Laurie Pratt once told me—this was during the fifties—that she wanted to omit that book from SRF’s publications, because it had too much of Dhirananda’s “vibrations” in it. “He was such a pedant,” she declared. “His style was professorial, pompous, and dry.” The thoughts, however, were Yogananda’s, as even his enemy Satyananda had said.
The New Times article made the attempt typical of articles of this type to boost Dhirananda, to Yogananda’s detriment. I never knew that man, but I heard, and I also believe, that Yogananda behaved toward him always with honor, perfect candor, and dignity. If Dhirananda won against him in court, I have some reason from my own experience in these matters to deprecate the supposed merit of such decisions. Dhirananda’s mind was distorted by envy and jealousy. I have heard that estimate of his character from many, including people who knew him as a young man in India. I’ve no reason to form a personal opinion of the man, but I had an opportunity in India to meet a number of people who knew him well. I heard nothing to suggest a better picture. That he was brilliant I have no reason to doubt. His brilliance is not the issue here. Deep-seated, personal antipathy is and always has been very much the issue.
Did he ever display a nobility of character, a magnanimity, a disposition to understand and forgive, even slightly comparable to Yogananda’s treatment of him? Yogananda—an example, only—would send him a box of mangoes year after year, long after his betrayal. Dhirananda invariably returned the box unopened. Even so, Yogananda continued to extend this gesture. Petty-minded people may think the gesture a proof of weakness and hidden guilt. If so, they are incapable of seeing that no one with a guilty conscience could ever be so magnanimous. I, however, who knew Yogananda, know also from frequent, direct experience the greatness behind that gracious gesture.
The New Times article quoted one Anil Nerode, of whose existence I learned only recently. Nerode, claiming the gift of total recall, made further slanderous allegations against Yogananda. All I know is that, under examination, he fumbled repeatedly in his ability to remember things I don’t think most people would have forgotten. I cannot help thinking his self-praise as a mnemonic genius is spurious.
To Ron Russell I say, “Sir, you have tried, unsuccessfully, to besmirch a man far greater than yourself. You have, in effect, called him, whom I have every right to look upon as my own spiritual mother, a whore. What shall I call a man, please tell me, who sells his integrity for a bit of drummed up sensationalism?”
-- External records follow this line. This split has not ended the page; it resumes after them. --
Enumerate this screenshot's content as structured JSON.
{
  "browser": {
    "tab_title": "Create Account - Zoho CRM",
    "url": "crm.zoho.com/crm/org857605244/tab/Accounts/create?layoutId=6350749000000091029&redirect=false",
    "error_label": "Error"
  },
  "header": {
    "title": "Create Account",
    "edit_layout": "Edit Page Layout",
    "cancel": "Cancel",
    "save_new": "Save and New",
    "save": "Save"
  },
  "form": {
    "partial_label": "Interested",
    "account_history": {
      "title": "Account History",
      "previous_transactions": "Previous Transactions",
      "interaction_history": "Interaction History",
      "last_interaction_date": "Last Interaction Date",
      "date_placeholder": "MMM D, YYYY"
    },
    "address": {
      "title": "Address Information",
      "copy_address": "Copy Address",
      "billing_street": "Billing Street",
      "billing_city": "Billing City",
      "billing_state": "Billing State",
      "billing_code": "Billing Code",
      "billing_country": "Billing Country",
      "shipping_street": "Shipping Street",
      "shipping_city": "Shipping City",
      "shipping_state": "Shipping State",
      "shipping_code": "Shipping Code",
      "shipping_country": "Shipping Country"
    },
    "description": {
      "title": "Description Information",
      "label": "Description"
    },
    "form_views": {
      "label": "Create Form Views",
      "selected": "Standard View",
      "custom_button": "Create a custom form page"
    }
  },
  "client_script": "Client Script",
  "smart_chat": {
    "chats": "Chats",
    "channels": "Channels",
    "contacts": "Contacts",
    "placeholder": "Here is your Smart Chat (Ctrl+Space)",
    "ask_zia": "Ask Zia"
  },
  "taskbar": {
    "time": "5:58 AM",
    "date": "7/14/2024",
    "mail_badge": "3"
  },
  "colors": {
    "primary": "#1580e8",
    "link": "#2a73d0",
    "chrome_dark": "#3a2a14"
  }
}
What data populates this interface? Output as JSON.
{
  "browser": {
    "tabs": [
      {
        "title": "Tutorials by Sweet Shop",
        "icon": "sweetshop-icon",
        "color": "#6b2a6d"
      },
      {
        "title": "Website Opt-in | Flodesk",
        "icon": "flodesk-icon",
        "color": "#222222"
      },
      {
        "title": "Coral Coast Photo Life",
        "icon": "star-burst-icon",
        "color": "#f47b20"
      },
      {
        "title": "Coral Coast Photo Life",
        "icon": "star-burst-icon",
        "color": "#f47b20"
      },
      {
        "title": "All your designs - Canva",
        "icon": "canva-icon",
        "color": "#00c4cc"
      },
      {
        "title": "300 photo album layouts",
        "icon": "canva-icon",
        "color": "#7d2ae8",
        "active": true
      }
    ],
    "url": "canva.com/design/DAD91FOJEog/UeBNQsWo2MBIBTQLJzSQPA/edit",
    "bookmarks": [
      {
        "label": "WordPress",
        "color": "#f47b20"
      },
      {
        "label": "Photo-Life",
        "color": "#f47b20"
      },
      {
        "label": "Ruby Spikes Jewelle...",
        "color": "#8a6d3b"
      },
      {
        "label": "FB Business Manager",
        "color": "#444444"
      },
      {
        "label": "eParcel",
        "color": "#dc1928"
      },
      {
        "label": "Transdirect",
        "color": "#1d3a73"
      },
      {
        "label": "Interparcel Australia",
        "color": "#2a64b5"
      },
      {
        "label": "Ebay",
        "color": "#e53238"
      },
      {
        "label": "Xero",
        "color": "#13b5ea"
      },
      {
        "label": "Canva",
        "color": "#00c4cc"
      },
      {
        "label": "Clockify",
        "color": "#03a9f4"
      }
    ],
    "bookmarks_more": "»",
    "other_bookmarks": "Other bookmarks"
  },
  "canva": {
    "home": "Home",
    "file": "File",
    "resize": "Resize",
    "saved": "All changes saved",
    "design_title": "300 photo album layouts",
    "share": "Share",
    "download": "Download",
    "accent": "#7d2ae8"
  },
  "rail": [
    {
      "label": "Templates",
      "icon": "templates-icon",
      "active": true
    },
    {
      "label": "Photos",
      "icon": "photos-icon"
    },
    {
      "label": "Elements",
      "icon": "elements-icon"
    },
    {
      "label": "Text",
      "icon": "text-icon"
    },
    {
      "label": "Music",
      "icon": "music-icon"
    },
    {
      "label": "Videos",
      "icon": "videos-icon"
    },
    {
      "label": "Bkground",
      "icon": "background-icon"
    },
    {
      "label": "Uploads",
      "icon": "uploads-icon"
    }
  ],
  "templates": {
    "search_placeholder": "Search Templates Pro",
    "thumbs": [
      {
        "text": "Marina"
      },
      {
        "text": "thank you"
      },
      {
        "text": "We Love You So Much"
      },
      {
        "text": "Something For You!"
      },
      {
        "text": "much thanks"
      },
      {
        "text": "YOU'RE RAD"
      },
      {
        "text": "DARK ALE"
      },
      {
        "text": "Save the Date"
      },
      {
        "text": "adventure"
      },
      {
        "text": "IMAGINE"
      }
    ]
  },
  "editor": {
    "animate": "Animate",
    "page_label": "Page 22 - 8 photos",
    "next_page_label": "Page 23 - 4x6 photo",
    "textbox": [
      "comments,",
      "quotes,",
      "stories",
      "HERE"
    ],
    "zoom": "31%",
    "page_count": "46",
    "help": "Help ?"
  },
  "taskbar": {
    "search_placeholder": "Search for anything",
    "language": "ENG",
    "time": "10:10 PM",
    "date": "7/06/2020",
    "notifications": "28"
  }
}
In fairness to Mr. Russell, however, I must say in conclusion that SRF’s over-reaction to these charges did open the door to his scurrilous suspicions. I myself, and Ananda, have had much experience with the bullying tactics SRF has used for many years against those of whom they disapproved. Daya wrote a letter to Antonia Brico, the conductor, about even so close a fellow disciple as Dr. Lewis, describing him as a “rascal.” She deserved this article. Yogananda did not.